For legal and policy reasons, some objects stored in the archive can be made unavailable to the public. This restriction is implemented by the masking storage proxy.

Data model#

This proxy has its own PostgreSQL database of:

  • masking requests, identified by a private human-readable identifier (named the request’s “slug”), and a public opaque UUID,

  • for each request, a free-form message explaining the reason for the request, and a list of timestamped human-readable free-form history messages

  • for each request, a list of affected “extended SWHIDs” (ie. SWHIDs with extra types ori for origins and emd for Raw Extrinsic Metadata), each associated with a state among VISIBLE, PENDING_DECISION, or RESTRICTED

Requests are initially created with an empty set of SWHIDs, and SWHIDs are then upserted with their evolving states. Typically, all SWHIDs affected by a request will be added with state PENDING_DECISION shortly after a request is created, then each SWHID will be moved to either VISIBLE or RESTRICTED as the request is being processed.

If a request is withdrawn or rejected, the set of associated SWHIDs will be emptied, and the history messages kept.

Implementation#

When any method of the masking proxy is called, the proxy will first forward the call to its backend storage. For each object returned by the backend, the proxy then checks whether that object should be masked. In particular, this means that if an object is absent from the archive, then masking its own SWHID has no effect; The masking will still affect the ExtIDs and Raw Extrinsic Metadata objects targeting the masked object.

Objects are masked under any of these circumstances:

  • They intrinsically have a SWHID, and that SWHID has at least one non-VISIBLE status in the masking database

  • The object is an origin, origin visit, or origin visit status, whose origin URL is masked (via the extended SWHID swh:1:ori: followed by the sha1 hash of the URL)

  • The object is a Raw Extrinsic Metadata whose git-like SHA1 preceded by swh:1:emd: is an extended SWHID with non-VISIBLE status

  • The object is an ExtID or Raw Extrinsic Metadata, and its target is a masked object, even if the target object is missing from the archive

To help the common storage unit tests which happen on a very small dataset succeed, methods returning a random object from storage re-try the backend call up to 5 times when the backend call returns a masked object, and fall back to returning None. Retries should be very scarce under real-world conditions.

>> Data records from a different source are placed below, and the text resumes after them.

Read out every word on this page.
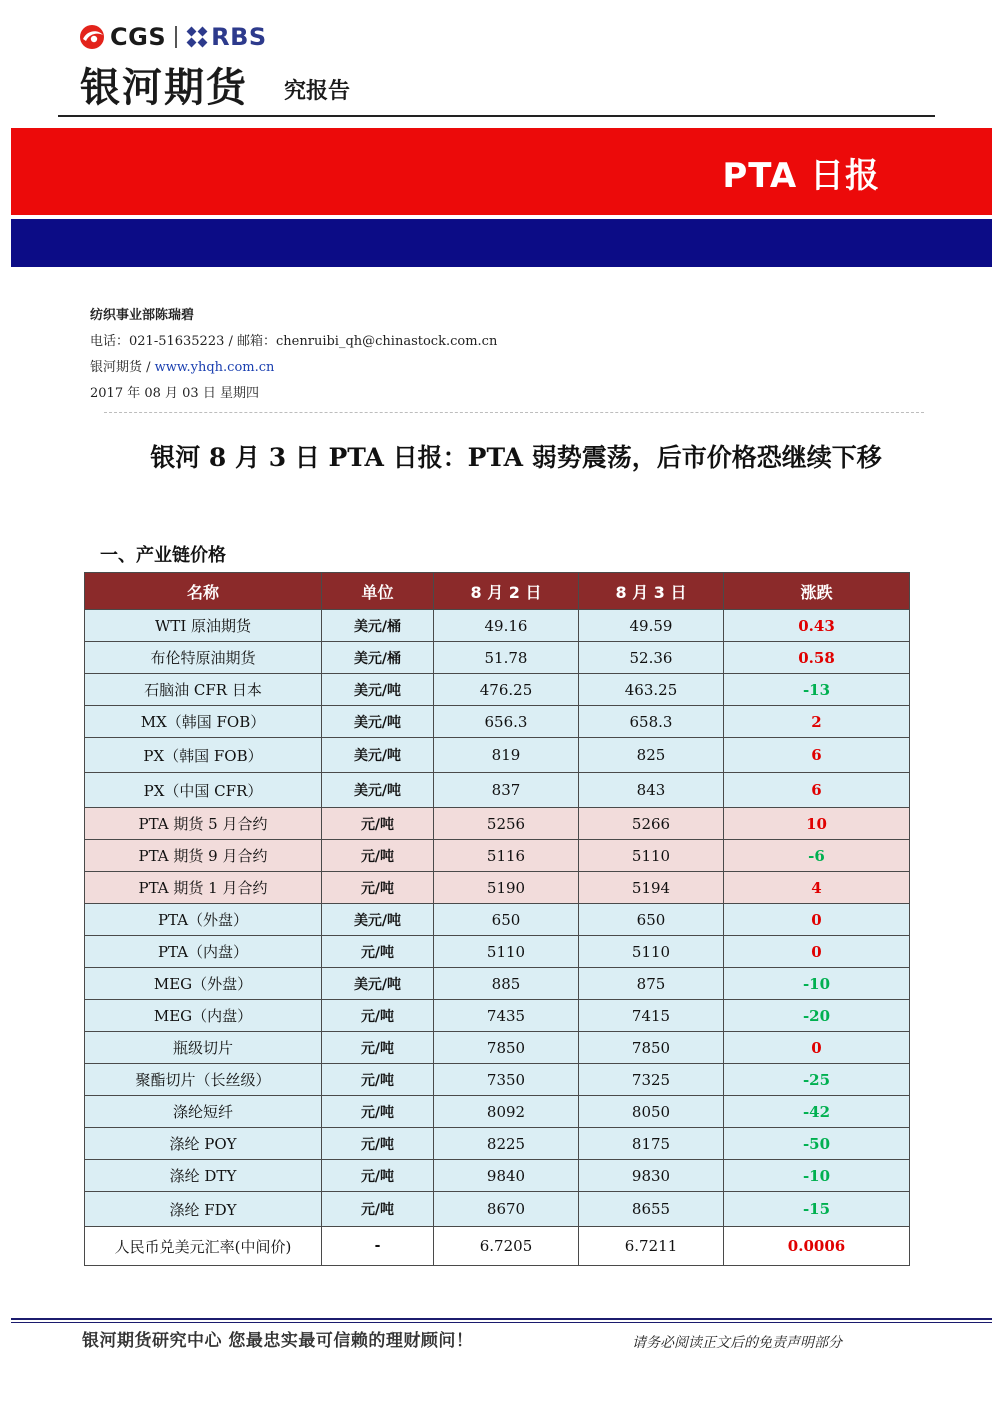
CGS RBS
银河期货 究报告
PTA 日报
纺织事业部陈瑞碧
电话：021-51635223 / 邮箱：chenruibi_qh@chinastock.com.cn
银河期货 / www.yhqh.com.cn
2017 年 08 月 03 日 星期四
银河 8 月 3 日 PTA 日报：PTA 弱势震荡，后市价格恐继续下移
一、产业链价格
名称	单位	8 月 2 日	8 月 3 日	涨跌
WTI 原油期货	美元/桶	49.16	49.59	0.43
布伦特原油期货	美元/桶	51.78	52.36	0.58
石脑油 CFR 日本	美元/吨	476.25	463.25	-13
MX（韩国 FOB）	美元/吨	656.3	658.3	2
PX（韩国 FOB）	美元/吨	819	825	6
PX（中国 CFR）	美元/吨	837	843	6
PTA 期货 5 月合约	元/吨	5256	5266	10
PTA 期货 9 月合约	元/吨	5116	5110	-6
PTA 期货 1 月合约	元/吨	5190	5194	4
PTA（外盘）	美元/吨	650	650	0
PTA（内盘）	元/吨	5110	5110	0
MEG（外盘）	美元/吨	885	875	-10
MEG（内盘）	元/吨	7435	7415	-20
瓶级切片	元/吨	7850	7850	0
聚酯切片（长丝级）	元/吨	7350	7325	-25
涤纶短纤	元/吨	8092	8050	-42
涤纶 POY	元/吨	8225	8175	-50
涤纶 DTY	元/吨	9840	9830	-10
涤纶 FDY	元/吨	8670	8655	-15
人民币兑美元汇率(中间价)	-	6.7205	6.7211	0.0006
银河期货研究中心 您最忠实最可信赖的理财顾问！	请务必阅读正文后的免责声明部分
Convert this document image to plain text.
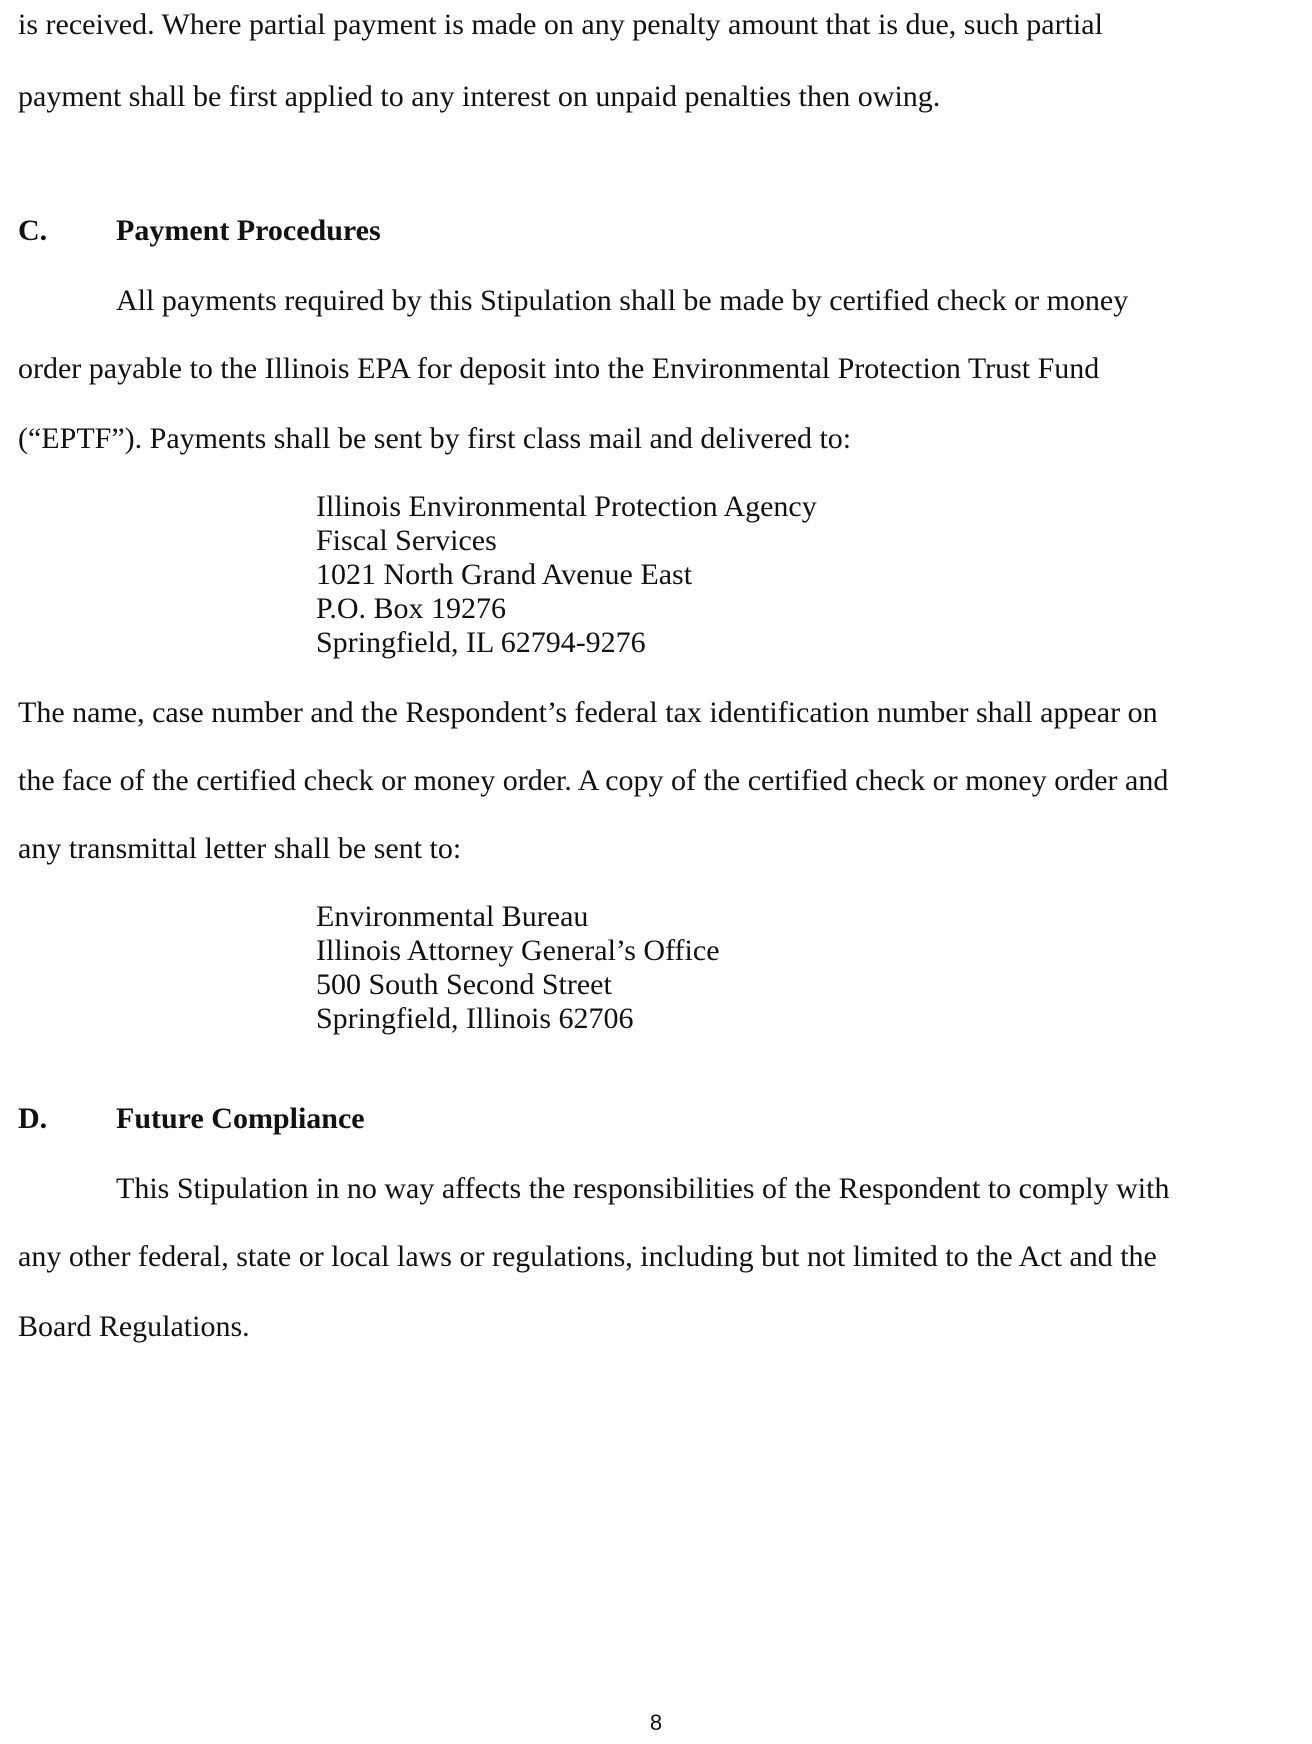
is received. Where partial payment is made on any penalty amount that is due, such partial
payment shall be first applied to any interest on unpaid penalties then owing.
C. Payment Procedures
All payments required by this Stipulation shall be made by certified check or money
order payable to the Illinois EPA for deposit into the Environmental Protection Trust Fund
(“EPTF”). Payments shall be sent by first class mail and delivered to:
Illinois Environmental Protection Agency
Fiscal Services
1021 North Grand Avenue East
P.O. Box 19276
Springfield, IL 62794-9276
The name, case number and the Respondent’s federal tax identification number shall appear on
the face of the certified check or money order. A copy of the certified check or money order and
any transmittal letter shall be sent to:
Environmental Bureau
Illinois Attorney General’s Office
500 South Second Street
Springfield, Illinois 62706
D. Future Compliance
This Stipulation in no way affects the responsibilities of the Respondent to comply with
any other federal, state or local laws or regulations, including but not limited to the Act and the
Board Regulations.
8
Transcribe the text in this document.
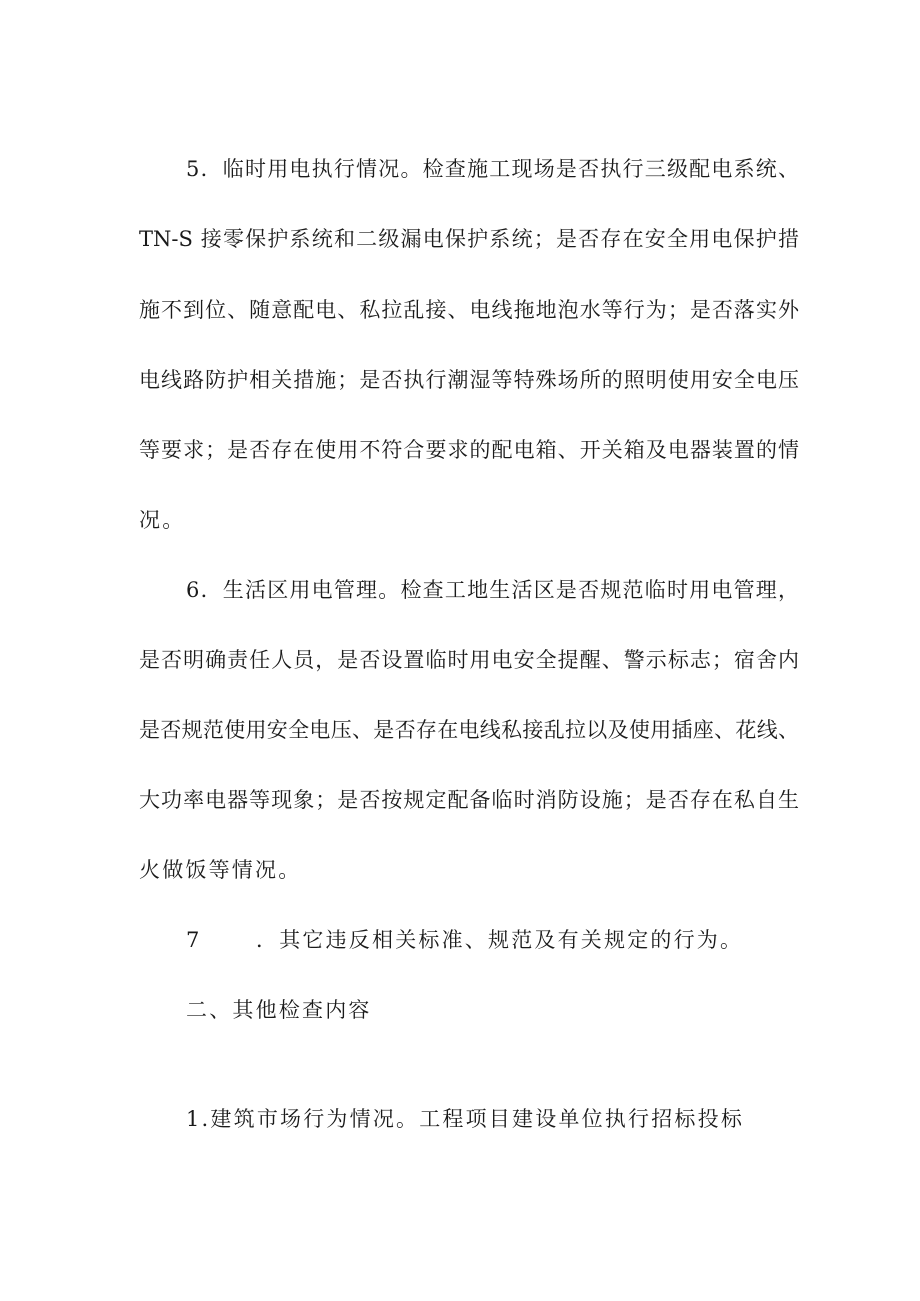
5．临时用电执行情况。检查施工现场是否执行三级配电系统、
TN-S 接零保护系统和二级漏电保护系统；是否存在安全用电保护措
施不到位、随意配电、私拉乱接、电线拖地泡水等行为；是否落实外
电线路防护相关措施；是否执行潮湿等特殊场所的照明使用安全电压
等要求；是否存在使用不符合要求的配电箱、开关箱及电器装置的情
况。
6．生活区用电管理。检查工地生活区是否规范临时用电管理，
是否明确责任人员，是否设置临时用电安全提醒、警示标志；宿舍内
是否规范使用安全电压、是否存在电线私接乱拉以及使用插座、花线、
大功率电器等现象；是否按规定配备临时消防设施；是否存在私自生
火做饭等情况。
7	．其它违反相关标准、规范及有关规定的行为。
二、其他检查内容
1.建筑市场行为情况。工程项目建设单位执行招标投标
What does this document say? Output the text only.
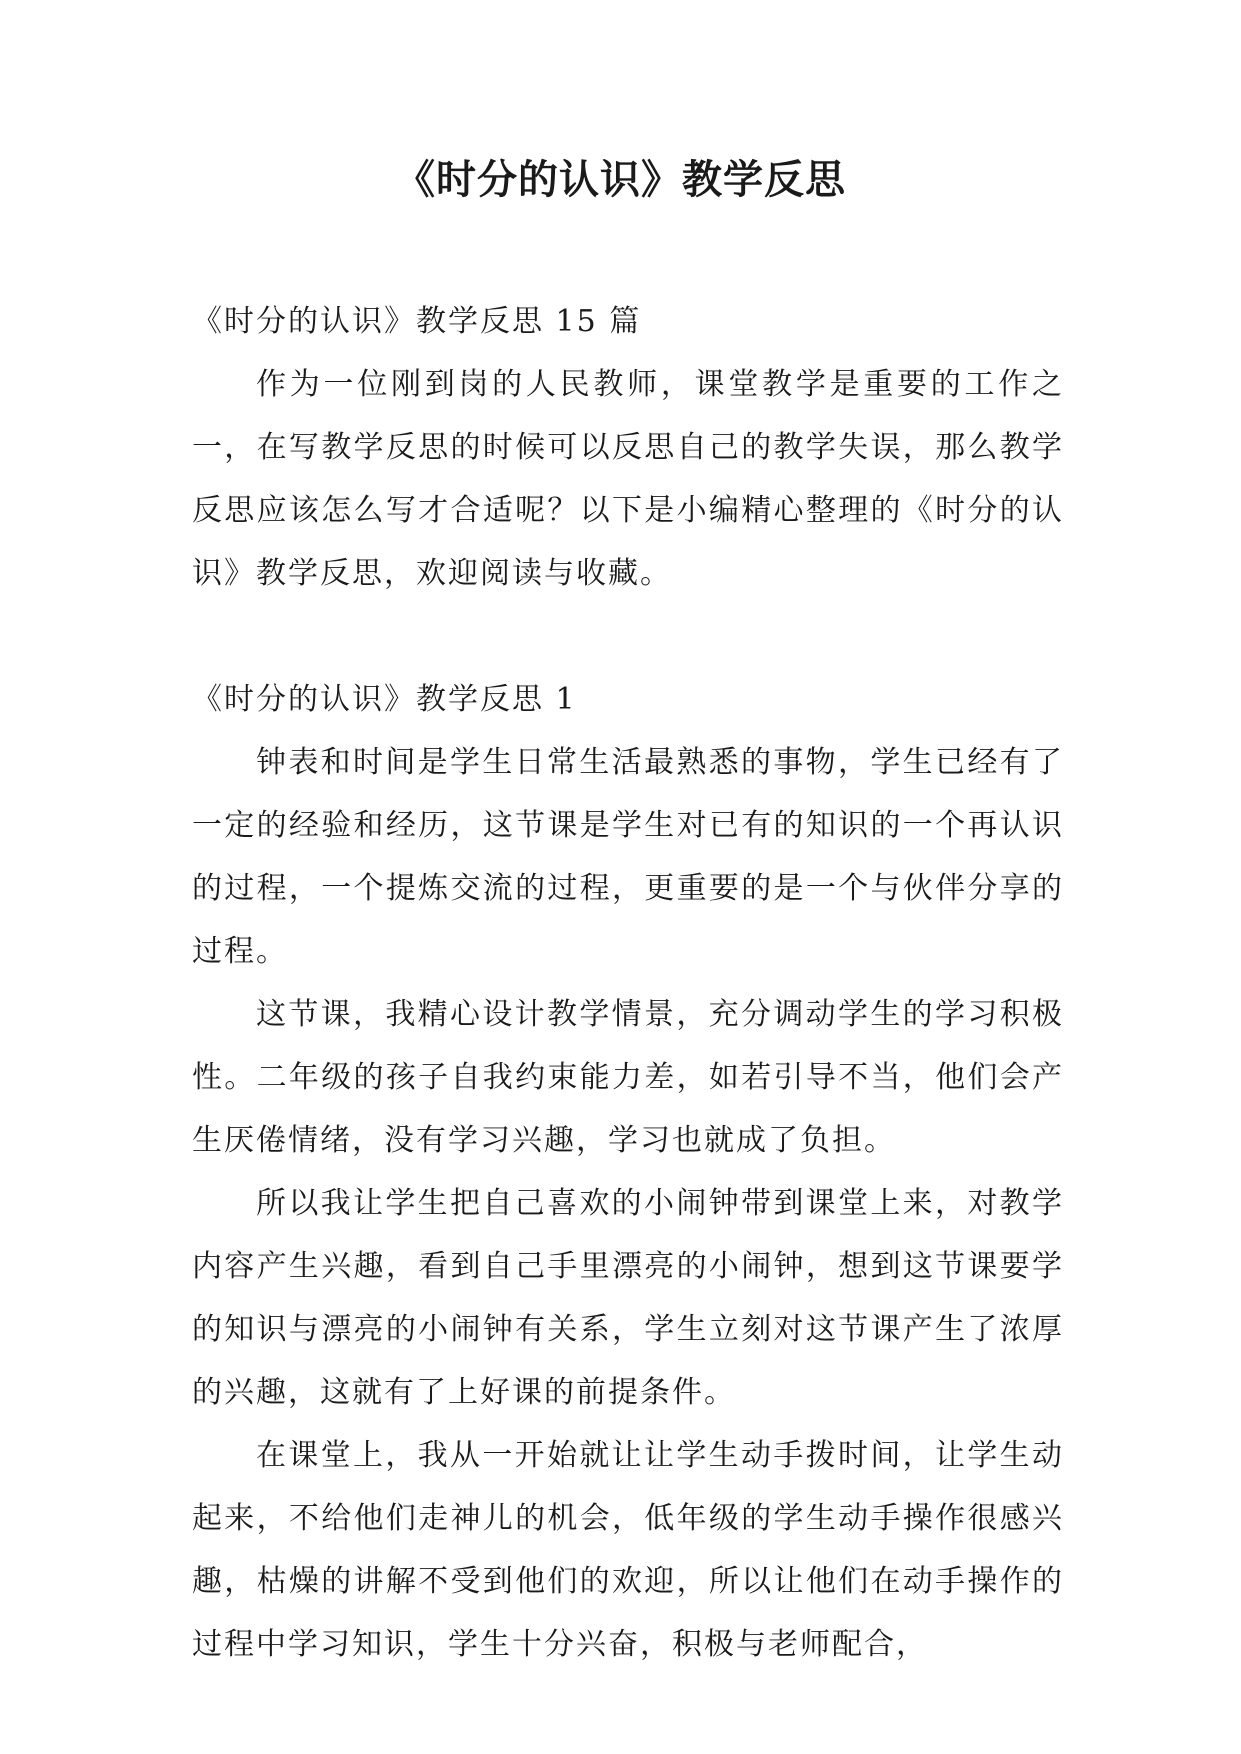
《时分的认识》教学反思

《时分的认识》教学反思 15 篇

作为一位刚到岗的人民教师，课堂教学是重要的工作之一，在写教学反思的时候可以反思自己的教学失误，那么教学反思应该怎么写才合适呢？以下是小编精心整理的《时分的认识》教学反思，欢迎阅读与收藏。

《时分的认识》教学反思 1

钟表和时间是学生日常生活最熟悉的事物，学生已经有了一定的经验和经历，这节课是学生对已有的知识的一个再认识的过程，一个提炼交流的过程，更重要的是一个与伙伴分享的过程。

这节课，我精心设计教学情景，充分调动学生的学习积极性。二年级的孩子自我约束能力差，如若引导不当，他们会产生厌倦情绪，没有学习兴趣，学习也就成了负担。

所以我让学生把自己喜欢的小闹钟带到课堂上来，对教学内容产生兴趣，看到自己手里漂亮的小闹钟，想到这节课要学的知识与漂亮的小闹钟有关系，学生立刻对这节课产生了浓厚的兴趣，这就有了上好课的前提条件。

在课堂上，我从一开始就让让学生动手拨时间，让学生动起来，不给他们走神儿的机会，低年级的学生动手操作很感兴趣，枯燥的讲解不受到他们的欢迎，所以让他们在动手操作的过程中学习知识，学生十分兴奋，积极与老师配合，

With the notable exception of ExtIDs and Raw Extrinsic Metadata, which we consider to be extensions of their target objects, the objects that reference a masked object are not masked themselves, and their attributes will still reference the SWHID of the referenced masked objects undisturbed. This makes the impact of masking an object as limited as possible, so that the feature can be applied liberally.

If the masking proxy notices that any object that would be returned is masked, it fails the whole method call, and returns a swh.storage.exc.MaskedObjectException. This exception has a masked attribute, which is a dictionary mapping the extended SWHIDs of every masked object that would have been returned to a list of all the masking request UUIDs and associated state that affect them. This allows clients to either display the exception to their user, or filter-out masked SWHIDs from the list of objects before calling the method again.